Título de especialista vira pré-requisito para cargos em serviços especializados

Médicos que ocupam cargos de diretor técnico, supervisor, coordenador, chefe ou responsável médico de serviços assistenciais especializados devem possuir título de especialista. A regra vale para estabelecimentos (especializados) de hospitalização ou de assistência médica pública ou privada em qualquer ponto do território nacional. A nova diretriz consta na Resolução CFM 2.007/13, publicada no dia 8 de fevereiro no Diário Oficial da União (DOU).

O diretor técnico é o médico que responde eticamente por todas as informações prestadas perante os conselhos de medicina (federal ou regionais), podendo, inclusive, ser responsabilizado ou penalizado em caso de denúncias comprovadas. Pela nova regra em vigor, fica estabelecido que os profissionais que forem investidos desse cargo devem possuir título de especialista emitido de acordo com as normas do CFM. Cada médico pode responder pela supervisão, coordenação, chefia ou responsabilidade por até duas unidades de saúde. A resolução está disponível em http://bit.ly/X8yU5N.

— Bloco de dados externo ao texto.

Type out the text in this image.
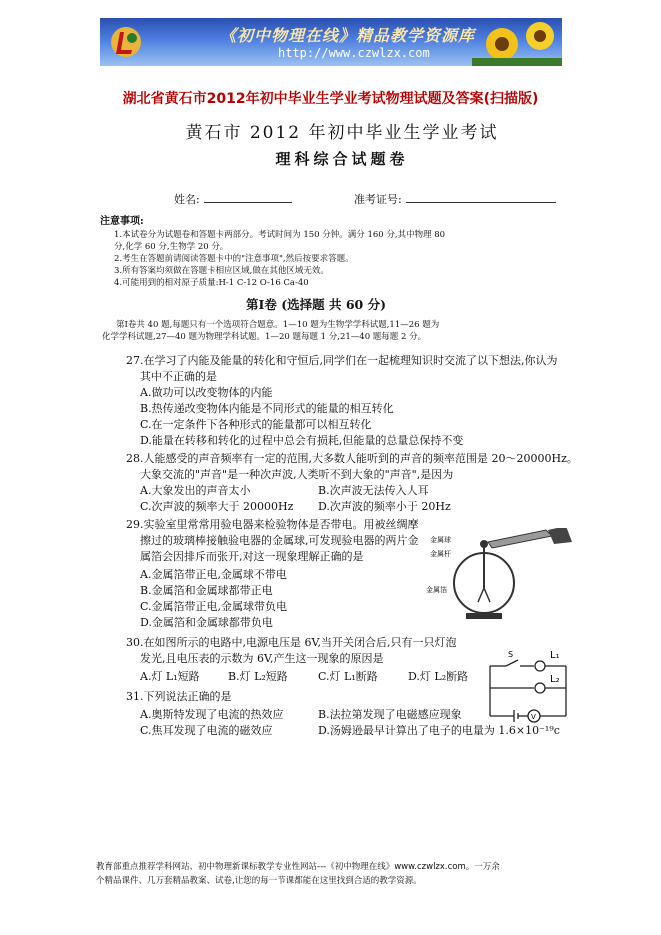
《初中物理在线》精品教学资源库
http://www.czwlzx.com
湖北省黄石市2012年初中毕业生学业考试物理试题及答案(扫描版)
黄石市 2012 年初中毕业生学业考试
理科综合试题卷
姓名:	准考证号:
注意事项:
1.本试卷分为试题卷和答题卡两部分。考试时间为 150 分钟。满分 160 分,其中物理 80
分,化学 60 分,生物学 20 分。
2.考生在答题前请阅读答题卡中的"注意事项",然后按要求答题。
3.所有答案均须做在答题卡相应区域,做在其他区域无效。
4.可能用到的相对原子质量:H-1 C-12 O-16 Ca-40
第Ⅰ卷 (选择题 共 60 分)
第Ⅰ卷共 40 题,每题只有一个选项符合题意。1—10 题为生物学学科试题,11—26 题为
化学学科试题,27—40 题为物理学科试题。1—20 题每题 1 分,21—40 题每题 2 分。
27.在学习了内能及能量的转化和守恒后,同学们在一起梳理知识时交流了以下想法,你认为
其中不正确的是
A.做功可以改变物体的内能
B.热传递改变物体内能是不同形式的能量的相互转化
C.在一定条件下各种形式的能量都可以相互转化
D.能量在转移和转化的过程中总会有损耗,但能量的总量总保持不变
28.人能感受的声音频率有一定的范围,大多数人能听到的声音的频率范围是 20～20000Hz。
大象交流的"声音"是一种次声波,人类听不到大象的"声音",是因为
A.大象发出的声音太小	B.次声波无法传入人耳
C.次声波的频率大于 20000Hz D.次声波的频率小于 20Hz
29.实验室里常常用验电器来检验物体是否带电。用被丝绸摩
擦过的玻璃棒接触验电器的金属球,可发现验电器的两片金
属箔会因排斥而张开,对这一现象理解正确的是
A.金属箔带正电,金属球不带电
B.金属箔和金属球都带正电
C.金属箔带正电,金属球带负电
D.金属箔和金属球都带负电
金属球
金属杆
金属箔
30.在如图所示的电路中,电源电压是 6V,当开关闭合后,只有一只灯泡
发光,且电压表的示数为 6V,产生这一现象的原因是
A.灯 L₁短路	B.灯 L₂短路	C.灯 L₁断路	D.灯 L₂断路
S	L₁
L₂
V
31.下列说法正确的是
A.奥斯特发现了电流的热效应	B.法拉第发现了电磁感应现象
C.焦耳发现了电流的磁效应	D.汤姆逊最早计算出了电子的电量为 1.6×10⁻¹⁹c
教育部重点推荐学科网站、初中物理新课标教学专业性网站---《初中物理在线》www.czwlzx.com。一万余
个精品课件、几万套精品教案、试卷,让您的每一节课都能在这里找到合适的教学资源。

No parecer CFM 18/12, sobre o mesmo tema, a entidade já defendia esta determinação. A principal justificativa para a exigência desse pré-requisito se baseia no fato de que a supervisão técnica de uma equipe profissional está exposta, eventualmente, a decisões complexas, dependentes de maior conhecimento e reflexão. A íntegra do parecer pode ser acessada no site do CFM pelo link http://bit.ly/M6zFrL.

O documento divulgado pelo Conselho Federal no ano passado contestou aspectos contidos na Portaria 741/05, emitida pela Secretaria de Atenção à Saúde (SAS)/ Ministério da Saúde. Aquela norma da gestão determina a exigência de habilitação em Cancerologia/Cancerologia Pediátrica não só do responsável técnico médico dos serviços de oncologia pediátrica (postura consonante com o entendimento do CFM), mas de todos os profissionais médicos integrantes da equipe (exigência contestada pelo conselho médico).

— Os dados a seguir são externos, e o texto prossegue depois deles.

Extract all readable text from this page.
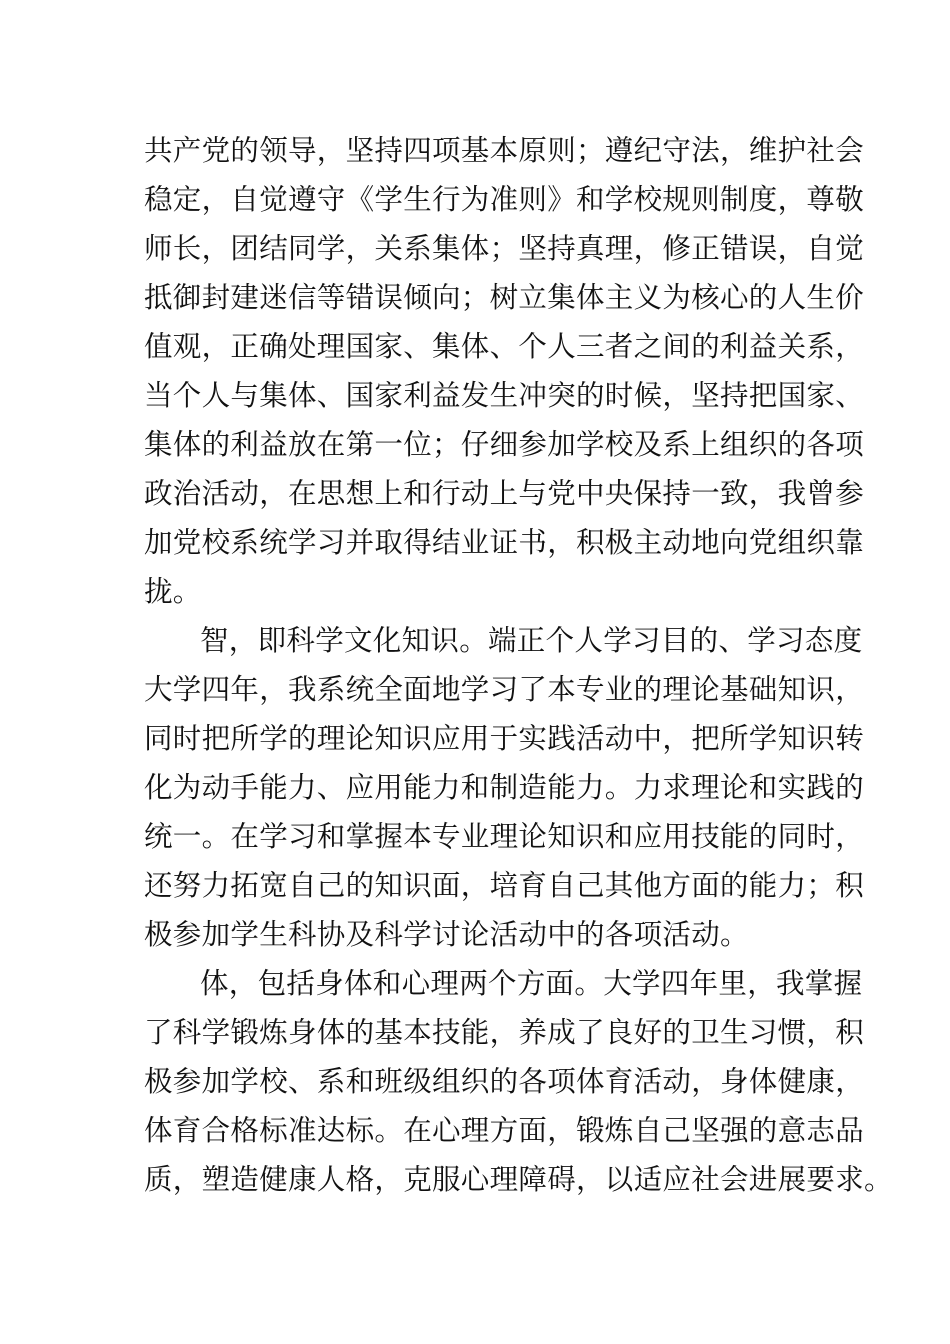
共产党的领导，坚持四项基本原则；遵纪守法，维护社会
稳定，自觉遵守《学生行为准则》和学校规则制度，尊敬
师长，团结同学，关系集体；坚持真理，修正错误，自觉
抵御封建迷信等错误倾向；树立集体主义为核心的人生价
值观，正确处理国家、集体、个人三者之间的利益关系，
当个人与集体、国家利益发生冲突的时候，坚持把国家、
集体的利益放在第一位；仔细参加学校及系上组织的各项
政治活动，在思想上和行动上与党中央保持一致，我曾参
加党校系统学习并取得结业证书，积极主动地向党组织靠
拢。
智，即科学文化知识。端正个人学习目的、学习态度
大学四年，我系统全面地学习了本专业的理论基础知识，
同时把所学的理论知识应用于实践活动中，把所学知识转
化为动手能力、应用能力和制造能力。力求理论和实践的
统一。在学习和掌握本专业理论知识和应用技能的同时，
还努力拓宽自己的知识面，培育自己其他方面的能力；积
极参加学生科协及科学讨论活动中的各项活动。
体，包括身体和心理两个方面。大学四年里，我掌握
了科学锻炼身体的基本技能，养成了良好的卫生习惯，积
极参加学校、系和班级组织的各项体育活动，身体健康，
体育合格标准达标。在心理方面，锻炼自己坚强的意志品
质，塑造健康人格，克服心理障碍，以适应社会进展要求。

Na avaliação do CFM, exigir títulos de todo o staff médico é de obediência inexequível, levando-se em conta a disponibilidade limitada de recursos humanos na assistência à saúde pública. “Além de não serem indispensáveis [as titulações requeridas] a sua rotina, seriam inviáveis na prática médica do país, pois não há, nos programas de pós-graduação sob responsabilidade do Estado, oferta de vagas suficientes à demanda assistencial para as titulações referidas”, afirma o parecer que deu base à Resolução recém-editada.

O estudo “Demografia Médica no Brasil”, confirma esse entendimento. Quase metade dos médicos brasileiros (46,43%) não possuem títulos de especialização. A cancerologia, por sua vez, ocupa apenas o 27º lugar no ranking das 53 especialidades em número de titulados. Ela concentra 2.577 profissionais em todo o país, o que corresponde a 0,96% dos títulos de especialização emitidos no Brasil.

“O contingente de médicos habilitados em Cancerologia/Cancerologia Pediátrica é, sem dúvida, insuficiente”, aponta o parecer. O relator desse documento e também da Resolução CFM 2.007/13, o conselheiro Carlos Vital (1º vice-presidente da entidade) ressalta que “devem ser envidados esforços pelo Ministério da Saúde para que se harmonize a referida portaria da SAS com as concepções éticas Conselho Federal de Medicina, expressas nos dois documentos aprovados pela sua plenária”.